= Chiasso financial smuggling case =

2009 Swiss criminal case

The Chiasso financial smuggling case began on June 3, 2009, near Chiasso, Switzerland (near the Swiss/Italian border), when Sezione Operativa Territoriale di Chiasso in collaboration with officers of Italian customs/financial military police (Guardia di Finanza) detained two suspects (who appeared to be Japanese nationals in their 50s) who had attempted to enter Switzerland with a suitcase in their possession with a false bottom containing what at first appeared to be U.S. Treasury Bonds worth $134.5 billion. The two possessed 249 U.S. bonds worth $500 million each (among other securities, they also had 10 "Kennedy bonds" denominated at $1 billion each). The large denominations of the securities, along with accompanying bank documentation, was what attracted the Italian police's attention. Large denominations are not available to the general public; only nation-states handle such amounts of money.

==Investigation and determination==
Assessment as to the authenticity of the bonds began immediately (counterfeiting of these securities was suspected). One source reported that the U.S. Securities and Exchange Commission had been requested to verify the authenticity of the bonds.

On June 18, 2009, the Financial Times reported that the Italian police and the U.S. Secret Service had concluded that "the bills and accompanying bank documents were most probably counterfeit, the latest handiwork of the Italian Mafia." Col. Rodolfo Mecarelli, the provincial commander of the financial police in Como, said that the bonds "are made of filigree paper of excellent quality." Mckayla Braden, senior adviser for public affairs at the Bureau of Public Debt at the U.S. Treasury Department also said that this type of counterfeit bond scam "has been going on for years." The Treasury refers to such billion-dollar bonds as "Morganthaus," after the forged and often misspelled signature of Treasury Secretary Henry Morgenthau Jr. that appears on some of them.

The Financial Times also reported that the two suspects "had been released" by Italian authorities. No additional comment or elaboration from the Guardia di Finanza (Italian financial/customs military police) headquarters in Rome was available. As well, Ed Donovan, a spokesman for the United States Secret Service, has said that the “U.S. Secret Service, which polices counterfeiting of U.S. currency, is assisting Italian authorities in tracing the source of the fake bonds."

Nonetheless, Japanese authorities also remained interested in the matter. Takeshi Akamatsu, a press secretary for the Japanese foreign ministry, confirmed that the two suspects were carrying Japanese passports and had been detained and questioned by the Guardia di Finanza, but that Tokyo had not been informed of their names or whereabouts during or after their release.

==Reactions and speculation==
There has been very little in the way of official statements regarding this case, raising concerns about who made them, dumping of U.S. debt and Italian interests.
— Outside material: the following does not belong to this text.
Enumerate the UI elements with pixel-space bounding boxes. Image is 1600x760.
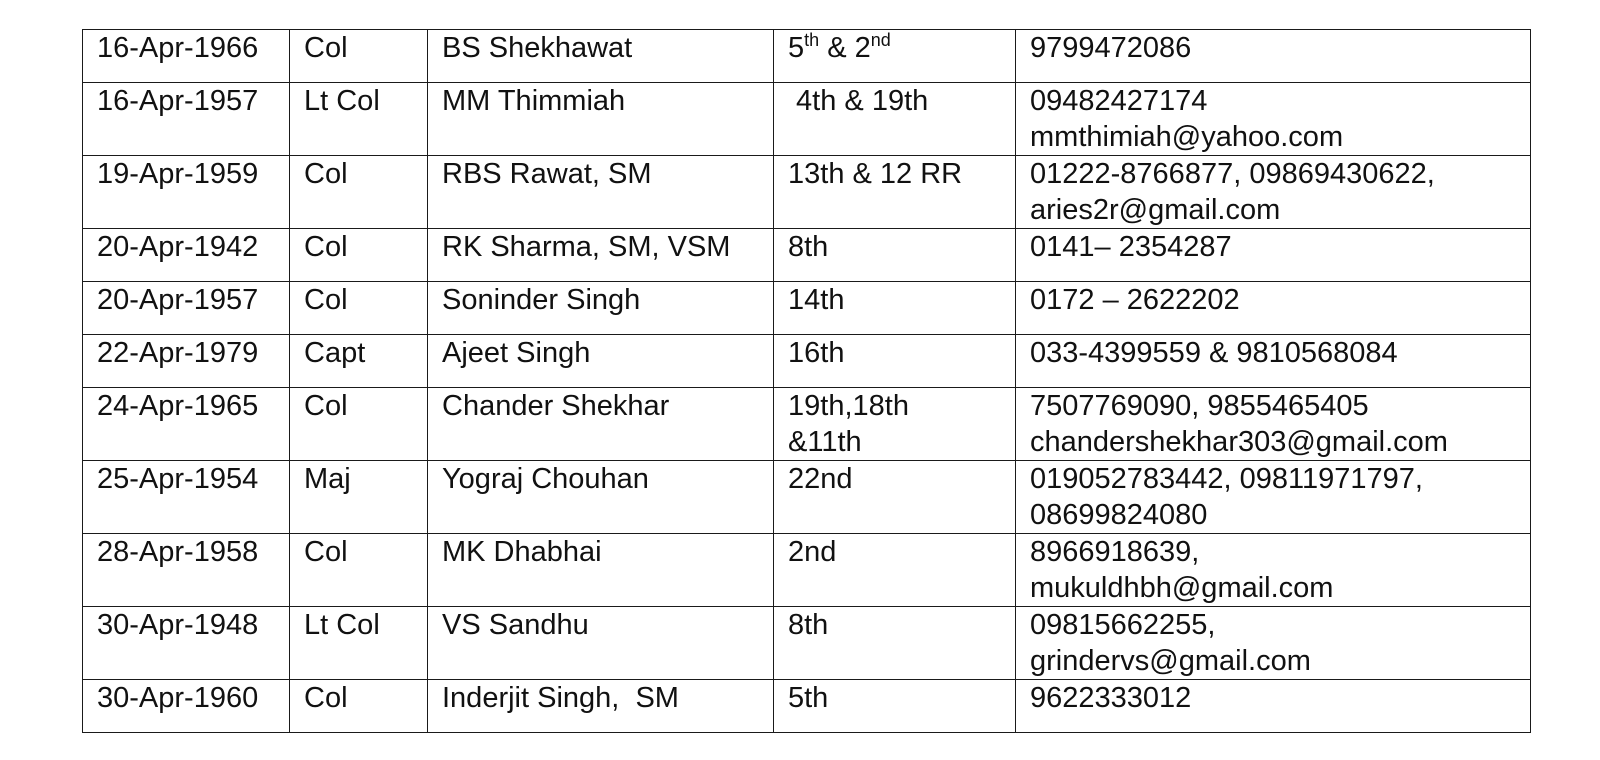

Initial reactions to the story contemplated that, if the bonds were genuine, this case would have been the largest single act of smuggling (with respect to financial value) in recorded history. The total value of the counterfeit bonds was estimated at one percent of total U.S. GDP in 2008. The pair would also have been considered the fourth largest creditor to the U.S., ahead of the United Kingdom and just behind Russia. As well, according to Italian law failing to declare currency above 10,000 euros can be punished by fines of 40%.

==Similar incidents==
An earlier billion-dollar bond case was recorded in 2002, when the United States Court of Appeals for the Seventh Circuit, located in Chicago, heard a case from two men who sought $100 billion from the Federal Reserve Bank of Chicago. Judge Richard Posner denounced the plaintiffs' claim as "preposterous" and listed reasons to doubt the authenticity of their bonds. However, the question for the court was not authenticity, but whether the plaintiffs had voluntarily withdrawn their claim in time to avoid summary judgment against them. The court decided that they had, and Posner warned them that attempting to bring a similar claim in the future could result in sanctions.
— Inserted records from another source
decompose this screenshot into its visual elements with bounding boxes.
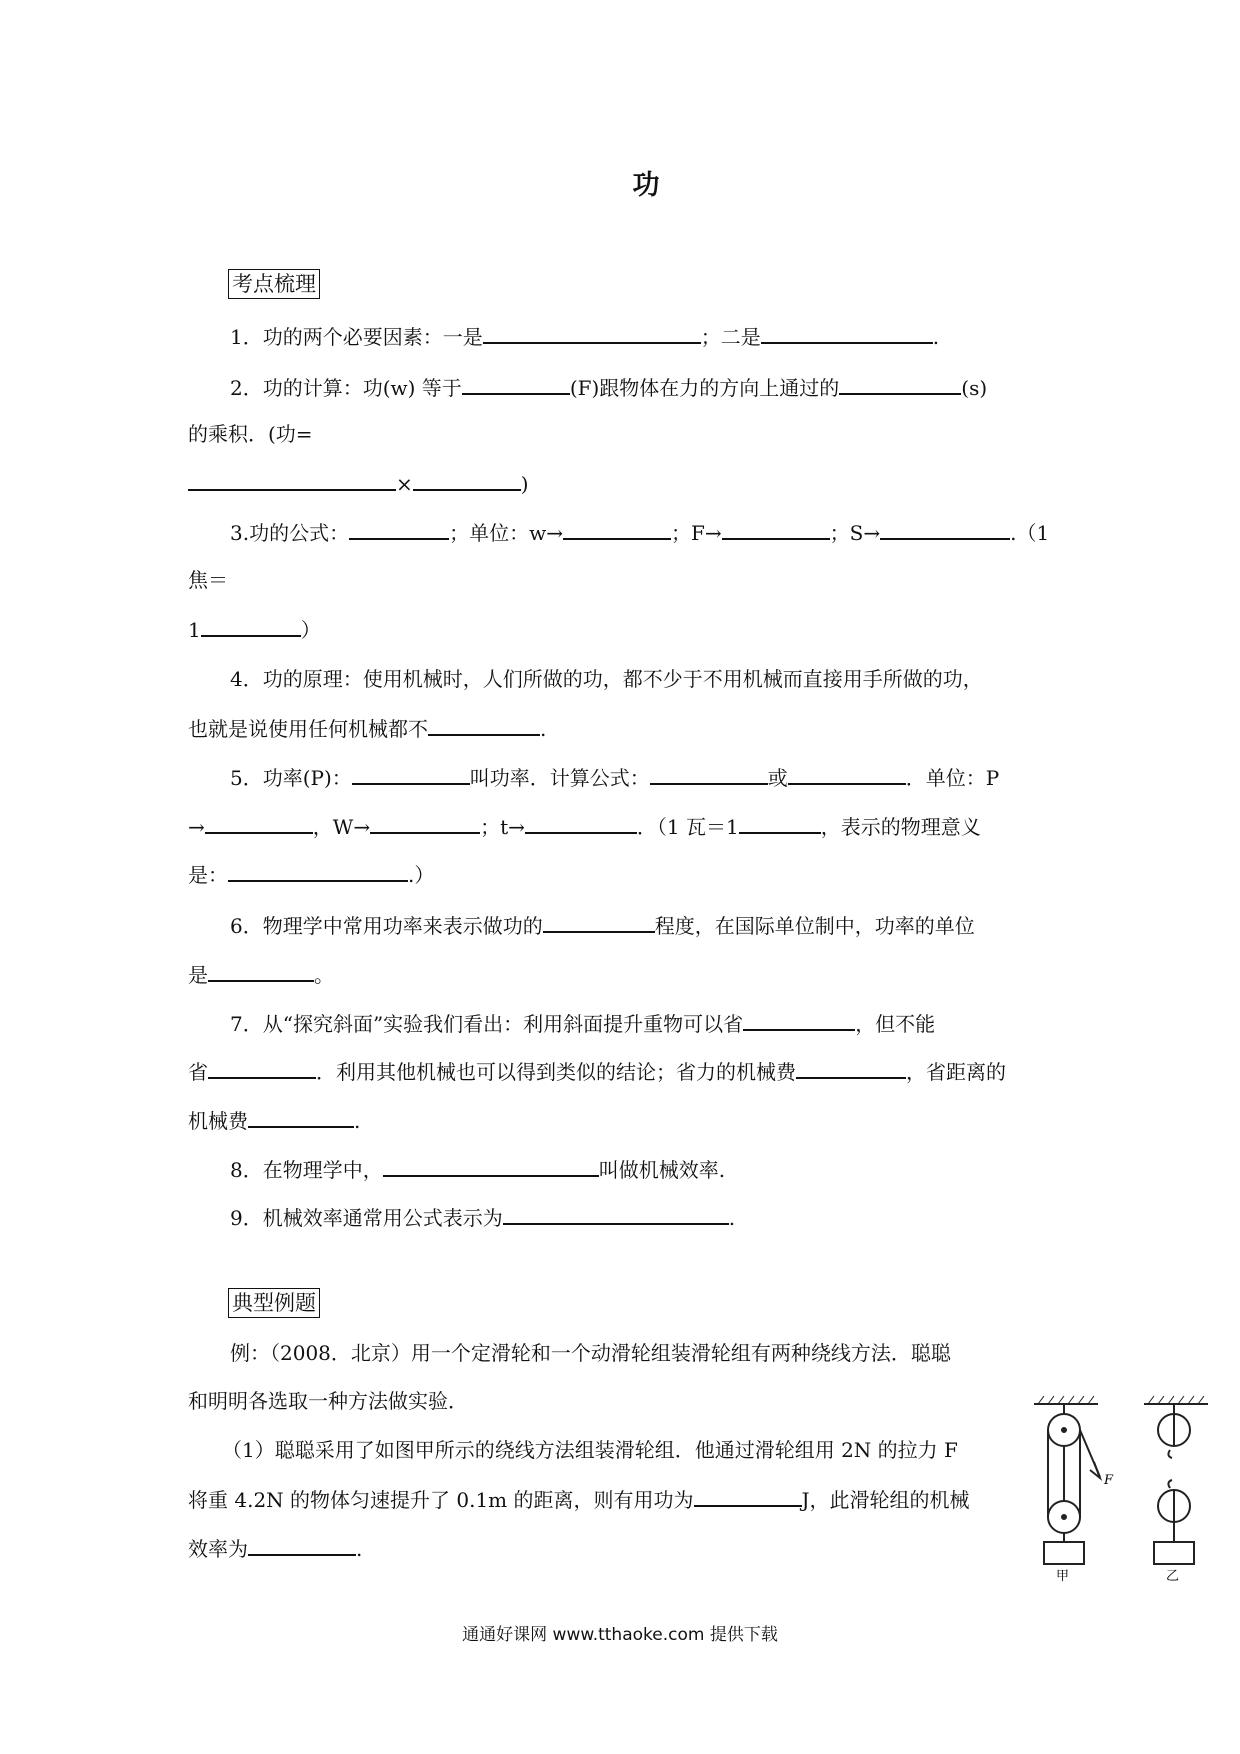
answer-blank <box>761 320 933 344</box>
answer-blank <box>483 320 701 344</box>
answer-blank <box>694 1483 802 1507</box>
question-8: 8．在物理学中， 叫做机械效率. <box>230 1153 725 1185</box>
question-3-cont2: 1 ） <box>188 613 321 645</box>
weight-jia <box>1044 1542 1084 1564</box>
section-heading-review: 考点梳理 <box>228 269 320 299</box>
answer-blank <box>248 1532 356 1556</box>
answer-blank <box>880 516 1010 540</box>
question-6-cont: 是 。 <box>188 958 334 990</box>
answer-blank <box>743 1007 855 1031</box>
example-line-5: 效率为 . <box>188 1532 362 1564</box>
answer-blank <box>248 1104 354 1128</box>
answer-blank <box>370 810 480 834</box>
answer-blank <box>503 1201 729 1225</box>
question-2-formula: × ) <box>188 467 529 499</box>
example-line-3: （1）聪聪采用了如图甲所示的绕线方法组装滑轮组．他通过滑轮组用 2N 的拉力 F <box>222 1438 958 1462</box>
example-line-2: 和明明各选取一种方法做实验． <box>188 1389 468 1413</box>
label-yi: 乙 <box>1166 1569 1180 1582</box>
label-force-f: F <box>1104 1473 1114 1488</box>
label-jia: 甲 <box>1056 1569 1070 1582</box>
page-title: 功 <box>632 170 660 201</box>
answer-blank <box>208 1055 316 1079</box>
answer-blank <box>462 371 570 395</box>
answer-blank <box>796 1055 906 1079</box>
answer-blank <box>201 613 301 637</box>
question-9: 9．机械效率通常用公式表示为 . <box>230 1201 735 1233</box>
answer-blank <box>188 467 396 491</box>
answer-blank <box>839 371 961 395</box>
pulley-figure <box>1030 1392 1220 1582</box>
question-6: 6．物理学中常用功率来表示做功的 程度，在国际单位制中，功率的单位 <box>230 909 975 941</box>
question-4-cont: 也就是说使用任何机械都不 . <box>188 712 546 744</box>
weight-yi <box>1154 1542 1194 1564</box>
answer-blank <box>525 810 637 834</box>
question-3: 3.功的公式： ；单位：w→ ；F→ ；S→ .（1 <box>230 516 1049 548</box>
answer-blank <box>543 909 655 933</box>
answer-blank <box>383 1153 599 1177</box>
question-7-cont: 省 ．利用其他机械也可以得到类似的结论；省力的机械费 ，省距离的 <box>188 1055 1006 1087</box>
answer-blank <box>349 516 449 540</box>
question-4: 4．功的原理：使用机械时，人们所做的功，都不少于不用机械而直接用手所做的功， <box>230 667 983 691</box>
section-heading-examples: 典型例题 <box>228 1288 320 1318</box>
answer-blank <box>650 761 768 785</box>
example-line-1: 例：（2008．北京）用一个定滑轮和一个动滑轮组装滑轮组有两种绕线方法．聪聪 <box>230 1341 951 1365</box>
question-5: 5．功率(P)： 叫功率．计算公式： 或 ．单位：P <box>230 761 999 793</box>
question-7: 7．从“探究斜面”实验我们看出：利用斜面提升重物可以省 ，但不能 <box>230 1007 935 1039</box>
answer-blank <box>205 810 313 834</box>
question-2: 2．功的计算：功(w) 等于 (F)跟物体在力的方向上通过的 (s) <box>230 371 987 403</box>
answer-blank <box>722 516 830 540</box>
question-5-cont2: 是： .） <box>188 858 434 890</box>
question-7-cont2: 机械费 . <box>188 1104 360 1136</box>
answer-blank <box>563 516 671 540</box>
answer-blank <box>228 858 408 882</box>
answer-blank <box>413 467 521 491</box>
footer: 通通好课网 www.tthaoke.com 提供下载 <box>462 1625 778 1645</box>
answer-blank <box>352 761 470 785</box>
answer-blank <box>428 712 540 736</box>
question-1: 1．功的两个必要因素：一是 ；二是 . <box>230 320 939 352</box>
answer-blank <box>208 958 314 982</box>
question-5-cont: → ，W→ ；t→ ．（1 瓦＝1 ，表示的物理意义 <box>188 810 981 842</box>
answer-blank <box>739 810 821 834</box>
answer-blank <box>788 761 906 785</box>
example-line-4: 将重 4.2N 的物体匀速提升了 0.1m 的距离，则有用功为 J，此滑轮组的机械 <box>188 1483 970 1515</box>
question-3-cont: 焦＝ <box>188 568 228 592</box>
question-2-cont: 的乘积．(功= <box>188 422 313 446</box>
On September 18, 2009, a similar incident was reported by the Italian financial military police Guardia di Finanza, this time involving two Philippines nationals smuggling purported U.S. Treasury bonds valued at approximately $180 billion at Milan Malpensa Airport. Both men were detained.

On January 26, 2011, another similar incident was reported by the Italian military police Carabinieri, this time involving six smuggling U.S. Treasury bonds (valued at approximately €20 billion and said to be counterfeit) at a highway rest stop. The six are under investigation for receiving stolen goods.

On February 17, 2012, it was reported that Italian police had seized $6 trillion in counterfeit U.S. bonds. Eight Italian citizens were arrested for attempting to defraud several Swiss banks using the phony bonds as collateral for loans. They were also accused of counterfeiting bonds, credit card forgery, and loan-sharking in the Italian regions of Lombardy, Piedmont, Lazio and Basilicata.